Competing side by side with other foodservice operators requires an effective strategy to stand out from the pack, recruiters say. Here are creative ways they’re making their workplaces shine.
1. Rely on alumni
With 30 foodservice positions to fill at The Little Nell ski resort in Aspen, Colo., recruiter Amy Scher brought backup to a recent job fair at J&W Denver—former student and Chef de Cuisine Matthew Padilla.
As a 2008 J&W graduate, Padilla hoped to connect with students while impressing upon them the career path they could have at The Little Nell, which has openings not only in the resort’s two restaurants, but also in its retail foodservice outlets on Aspen Mountain.
“I’m from here, and we’re definitely talking to them about that,” Padilla says. “It’s hard to find experienced culinary staff. It’s very competitive right now.”
2. Offbeat is memorable
To attract attention and stymie stereotypes that cooking in health care or senior living lacks creativity, Mindy Weis, talent and acquisition manager for Atlanta-based Morrison Community Living, which manages foodservice at more than 350 senior living facilities in 42 states, likes to bring a “smoothie bike” to job fairs as a way to draw potential job candidates to her booth. The bike—equipped with a blender—churns out smoothies when the pedals are rotated. When possible, Morrison chefs also perform cooking demonstrations.

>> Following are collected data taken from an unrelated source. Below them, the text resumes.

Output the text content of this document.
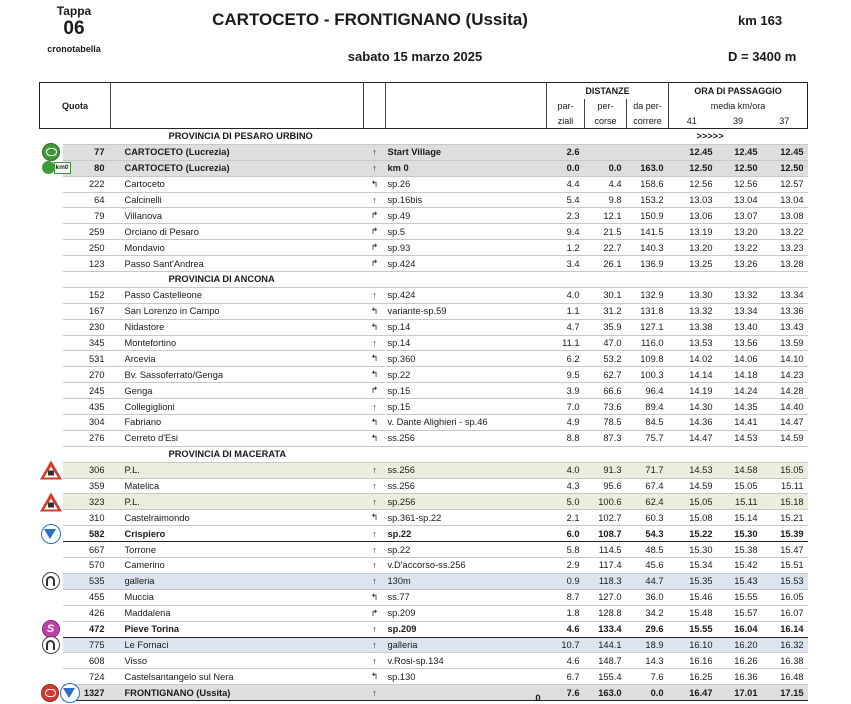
Tappa
06
cronotabella
CARTOCETO - FRONTIGNANO (Ussita)	km 163
sabato 15 marzo 2025	D = 3400 m
					DISTANZE			ORA DI PASSAGGIO		
Quota					par-	per-	da per-	media km/ora		
					ziali	corse	correre	41	39	37
		PROVINCIA DI PESARO URBINO						>>>>>		

	77	CARTOCETO (Lucrezia)	↑	Start Village	2.6			12.45	12.45	12.45

km0	80	CARTOCETO (Lucrezia)	↑	km 0	0.0	0.0	163.0	12.50	12.50	12.50
	222	Cartoceto	↰	sp.26	4.4	4.4	158.6	12.56	12.56	12.57
	64	Calcinelli	↑	sp.16bis	5.4	9.8	153.2	13.03	13.04	13.04
	79	Villanova	↱	sp.49	2.3	12.1	150.9	13.06	13.07	13.08
	259	Orciano di Pesaro	↱	sp.5	9.4	21.5	141.5	13.19	13.20	13.22
	250	Mondavio	↱	sp.93	1.2	22.7	140.3	13.20	13.22	13.23
	123	Passo Sant'Andrea	↱	sp.424	3.4	26.1	136.9	13.25	13.26	13.28
		PROVINCIA DI ANCONA								
	152	Passo Castelleone	↑	sp.424	4.0	30.1	132.9	13.30	13.32	13.34
	167	San Lorenzo in Campo	↰	variante-sp.59	1.1	31.2	131.8	13.32	13.34	13.36
	230	Nidastore	↰	sp.14	4.7	35.9	127.1	13.38	13.40	13.43
	345	Montefortino	↑	sp.14	11.1	47.0	116.0	13.53	13.56	13.59
	531	Arcevia	↰	sp.360	6.2	53.2	109.8	14.02	14.06	14.10
	270	Bv. Sassoferrato/Genga	↰	sp.22	9.5	62.7	100.3	14.14	14.18	14.23
	245	Genga	↱	sp.15	3.9	66.6	96.4	14.19	14.24	14.28
	435	Collegiglioni	↑	sp.15	7.0	73.6	89.4	14.30	14.35	14.40
	304	Fabriano	↰	v. Dante Alighieri - sp.46	4.9	78.5	84.5	14.36	14.41	14.47
	276	Cerreto d'Esi	↰	ss.256	8.8	87.3	75.7	14.47	14.53	14.59
		PROVINCIA DI MACERATA								

	306	P.L.	↑	ss.256	4.0	91.3	71.7	14.53	14.58	15.05
	359	Matelica	↑	ss.256	4.3	95.6	67.4	14.59	15.05	15.11

	323	P.L.	↑	sp.256	5.0	100.6	62.4	15.05	15.11	15.18
	310	Castelraimondo	↰	sp.361-sp.22	2.1	102.7	60.3	15.08	15.14	15.21

	582	Crispiero	↑	sp.22	6.0	108.7	54.3	15.22	15.30	15.39
	667	Torrone	↑	sp.22	5.8	114.5	48.5	15.30	15.38	15.47
	570	Camerino	↑	v.D'accorso-ss.256	2.9	117.4	45.6	15.34	15.42	15.51

	535	galleria	↑	130m	0.9	118.3	44.7	15.35	15.43	15.53
	455	Muccia	↰	ss.77	8.7	127.0	36.0	15.46	15.55	16.05
	426	Maddalena	↱	sp.209	1.8	128.8	34.2	15.48	15.57	16.07

S	472	Pieve Torina	↑	sp.209	4.6	133.4	29.6	15.55	16.04	16.14

	775	Le Fornaci	↑	galleria	10.7	144.1	18.9	16.10	16.20	16.32
	608	Visso	↑	v.Rosi-sp.134	4.6	148.7	14.3	16.16	16.26	16.38
	724	Castelsantangelo sul Nera	↰	sp.130	6.7	155.4	7.6	16.25	16.36	16.48

	1327	FRONTIGNANO (Ussita)	↑	0	7.6	163.0	0.0	16.47	17.01	17.15
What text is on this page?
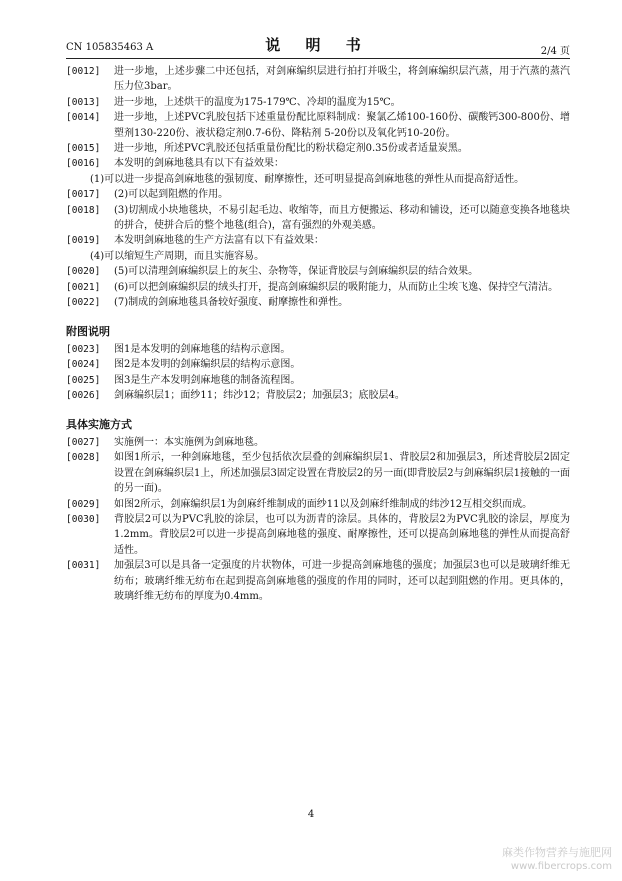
CN 105835463 A	说 明 书	2/4 页
[0012] 进一步地，上述步骤二中还包括，对剑麻编织层进行拍打并吸尘，将剑麻编织层汽蒸，用于汽蒸的蒸汽压力位3bar。

[0013] 进一步地，上述烘干的温度为175-179℃、冷却的温度为15℃。

[0014] 进一步地，上述PVC乳胶包括下述重量份配比原料制成：聚氯乙烯100-160份、碳酸钙300-800份、增塑剂130-220份、液状稳定剂0.7-6份、降粘剂 5-20份以及氧化钙10-20份。

[0015] 进一步地，所述PVC乳胶还包括重量份配比的粉状稳定剂0.35份或者适量炭黑。

[0016] 本发明的剑麻地毯具有以下有益效果：

(1)可以进一步提高剑麻地毯的强韧度、耐摩擦性，还可明显提高剑麻地毯的弹性从而提高舒适性。

[0017] (2)可以起到阻燃的作用。

[0018] (3)切割成小块地毯块，不易引起毛边、收缩等，而且方便搬运、移动和铺设，还可以随意变换各地毯块的拼合，使拼合后的整个地毯(组合)，富有强烈的外观美感。

[0019] 本发明剑麻地毯的生产方法富有以下有益效果：

(4)可以缩短生产周期，而且实施容易。

[0020] (5)可以清理剑麻编织层上的灰尘、杂物等，保证背胶层与剑麻编织层的结合效果。

[0021] (6)可以把剑麻编织层的绒头打开，提高剑麻编织层的吸附能力，从而防止尘埃飞逸、保持空气清洁。

[0022] (7)制成的剑麻地毯具备较好强度、耐摩擦性和弹性。

附图说明
[0023] 图1是本发明的剑麻地毯的结构示意图。

[0024] 图2是本发明的剑麻编织层的结构示意图。

[0025] 图3是生产本发明剑麻地毯的制备流程图。

[0026] 剑麻编织层1；面纱11；纬沙12；背胶层2；加强层3；底胶层4。

具体实施方式
[0027] 实施例一：本实施例为剑麻地毯。

[0028] 如图1所示，一种剑麻地毯，至少包括依次层叠的剑麻编织层1、背胶层2和加强层3，所述背胶层2固定设置在剑麻编织层1上，所述加强层3固定设置在背胶层2的另一面(即背胶层2与剑麻编织层1接触的一面的另一面)。

[0029] 如图2所示，剑麻编织层1为剑麻纤维制成的面纱11以及剑麻纤维制成的纬沙12互相交织而成。

[0030] 背胶层2可以为PVC乳胶的涂层，也可以为沥青的涂层。具体的，背胶层2为PVC乳胶的涂层，厚度为1.2mm。背胶层2可以进一步提高剑麻地毯的强度、耐摩擦性，还可以提高剑麻地毯的弹性从而提高舒适性。

[0031] 加强层3可以是具备一定强度的片状物体，可进一步提高剑麻地毯的强度；加强层3也可以是玻璃纤维无纺布；玻璃纤维无纺布在起到提高剑麻地毯的强度的作用的同时，还可以起到阻燃的作用。更具体的，玻璃纤维无纺布的厚度为0.4mm。

4
麻类作物营养与施肥网
www.fibercrops.com
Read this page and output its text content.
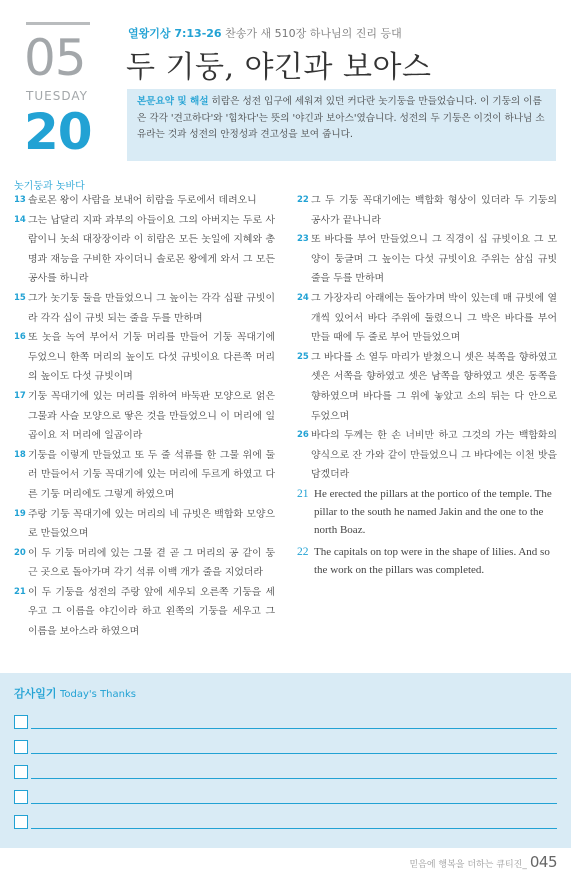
05
TUESDAY
20
열왕기상 7:13-26 찬송가 새 510장 하나님의 진리 등대
두 기둥, 야긴과 보아스
본문요약 및 해설 히람은 성전 입구에 세워져 있던 커다란 놋기둥을 만들었습니다. 이 기둥의 이름은 각각 '견고하다'와 '힘차다'는 뜻의 '야긴과 보아스'였습니다. 성전의 두 기둥은 이것이 하나님 소유라는 것과 성전의 안정성과 견고성을 보여 줍니다.
놋기둥과 놋바다
13 솔로몬 왕이 사람을 보내어 히람을 두로에서 데려오니
14 그는 납달리 지파 과부의 아들이요 그의 아버지는 두로 사람이니 놋쇠 대장장이라 이 히람은 모든 놋일에 지혜와 총명과 재능을 구비한 자이더니 솔로몬 왕에게 와서 그 모든 공사를 하니라
15 그가 놋기둥 둘을 만들었으니 그 높이는 각각 십팔 규빗이라 각각 십이 규빗 되는 줄을 두를 만하며
16 또 놋을 녹여 부어서 기둥 머리를 만들어 기둥 꼭대기에 두었으니 한쪽 머리의 높이도 다섯 규빗이요 다른쪽 머리의 높이도 다섯 규빗이며
17 기둥 꼭대기에 있는 머리를 위하여 바둑판 모양으로 얽은 그물과 사슬 모양으로 땋은 것을 만들었으니 이 머리에 일곱이요 저 머리에 일곱이라
18 기둥을 이렇게 만들었고 또 두 줄 석류를 한 그물 위에 둘러 만들어서 기둥 꼭대기에 있는 머리에 두르게 하였고 다른 기둥 머리에도 그렇게 하였으며
19 주랑 기둥 꼭대기에 있는 머리의 네 규빗은 백합화 모양으로 만들었으며
20 이 두 기둥 머리에 있는 그물 곁 곧 그 머리의 공 같이 둥근 곳으로 돌아가며 각기 석류 이백 개가 줄을 지었더라
21 이 두 기둥을 성전의 주랑 앞에 세우되 오른쪽 기둥을 세우고 그 이름을 야긴이라 하고 왼쪽의 기둥을 세우고 그 이름을 보아스라 하였으며
22 그 두 기둥 꼭대기에는 백합화 형상이 있더라 두 기둥의 공사가 끝나니라
23 또 바다를 부어 만들었으니 그 직경이 십 규빗이요 그 모양이 둥글며 그 높이는 다섯 규빗이요 주위는 삼십 규빗 줄을 두를 만하며
24 그 가장자리 아래에는 돌아가며 박이 있는데 매 규빗에 열 개씩 있어서 바다 주위에 둘렸으니 그 박은 바다를 부어 만들 때에 두 줄로 부어 만들었으며
25 그 바다를 소 열두 마리가 받쳤으니 셋은 북쪽을 향하였고 셋은 서쪽을 향하였고 셋은 남쪽을 향하였고 셋은 동쪽을 향하였으며 바다를 그 위에 놓았고 소의 뒤는 다 안으로 두었으며
26 바다의 두께는 한 손 너비만 하고 그것의 가는 백합화의 양식으로 잔 가와 같이 만들었으니 그 바다에는 이천 밧을 담겠더라
21 He erected the pillars at the portico of the temple. The pillar to the south he named Jakin and the one to the north Boaz.
22 The capitals on top were in the shape of lilies. And so the work on the pillars was completed.
감사일기 Today's Thanks
믿음에 행복을 더하는 큐티진_ 045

“We can talk to [job seekers] about using their skills to make a difference in someone’s life,” she says.
3. Hiring in real time
As sending staff to a physical job fair is not always feasible, some companies have added virtual job fairs to their recruiting strategies.
“If we have positions to fill in an area where we do not have a lot of resources, we’ll do a virtual job fair,” Weis says. During scheduled live events—essentially on-the-spot interviews—each employer has a chat room where job seekers can pose questions or participate in live chats. “Make sure any staff you include are ready and able to sell the company and positions,” Weis says.